Вы сказали, что умерли бы, если бы не вернулись в литературу.

Не то что я перестала писать в первые годы эмиграции - это все равно что я перестала бы дышать. Писать бы я, конечно, писала. Я работала, служила где-то, но невозможность полностью посвятить себя литературной работе была нестерпима. Особенно невыносимо, когда твои книги не доходят до большого читателя. Лишь в 2003 году в издательстве "Эксмо" мои книги стали издаваться в том масштабе, в каком издаются сегодня.

А когда вам в Израиле в первое время приходилось мыть чужие квартиры, вы в это время писали?

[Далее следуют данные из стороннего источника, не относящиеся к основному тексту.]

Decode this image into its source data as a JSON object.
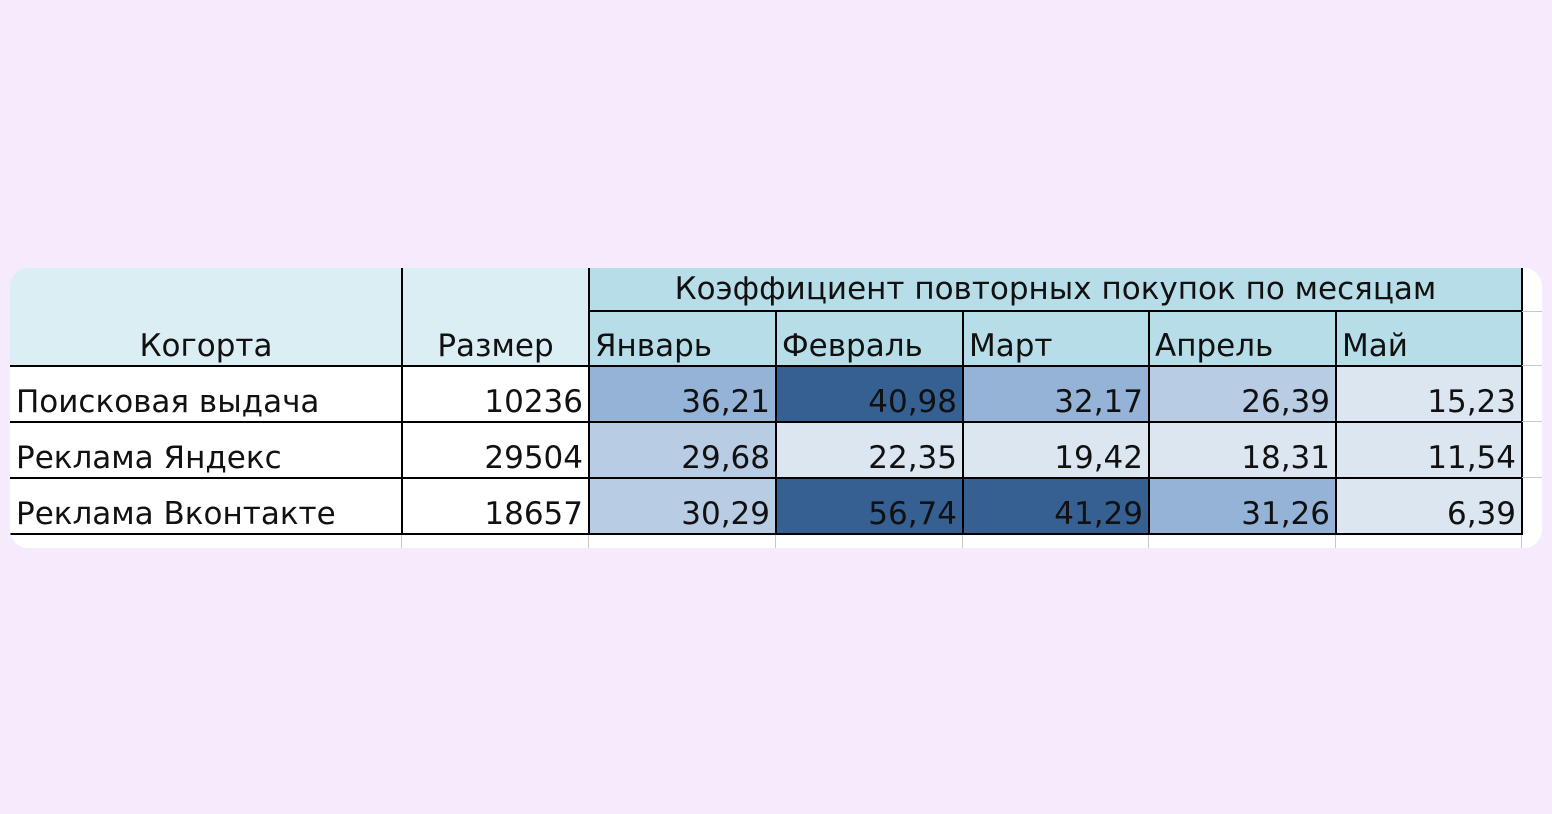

Конечно. Писатель ведь постоянно находится в поисках экстремальных поворотов сюжета. И когда в собственной, вполне благополучной жизни появляется такой разворот событий, писатель вцепляется в сюжет и использует его на полную катушку. Да, я зарабатывала уборкой квартир, потому что надо было кормить детей. Но довольно скоро нашла работу - сначала в небольшом издательстве, потом в русской газете, где проработала несколько лет. В газетной работе много поучительного, много и забавного. На исторической родине советские пенсионеры стали дружно писать воспоминания. Каждую неделю мне приносили какую-нибудь рукописную повесть о жизни. Потом авторы звонили, требовали ответа: опубликуют гениальный опус или нет. Однажды у нас раздался телефонный звонок, и очень знакомый голос спросил: "Могу ли я поговорить с Диной Рубиной?" И я, в ужасе, что очередной пенсионер на прошлой неделе сдал мне свою повесть о юности на харьковском тракторном заводе, а я ее не прочла, осторожно так отвечаю: "Да, это я, с кем имею честь?" "Вас беспокоит Зиновий Ефимович Гердт. Я тут гуляю неподалеку от вашей редакции, хотел бы зайти познакомиться". Я от потрясения чуть концы не отдала. Гердт, великий Гердт, представляете?! Оказывается, он прочитал в "Новом мире" ту самую повесть "Во вратах твоих", и она ему понравилась настолько, что он вдохновился сыграть одного из ее персонажей - такого старика, что бродит повсюду с веревочной советской авоськой и кричит всем: "Я папа Левы Рубинчика!". На следующий день мы с Зиновием Ефимовичем и с женой его Татьяной Александровной гуляли по Иерусалиму, он то и дело бил меня кулаком по спине и кричал: "Дина, я папа Левы Рубинчика!". Затем прошла еще пара лет, Россия стала открыта и близка, да и вообще мир раскрыл окна и двери, жить стало веселее.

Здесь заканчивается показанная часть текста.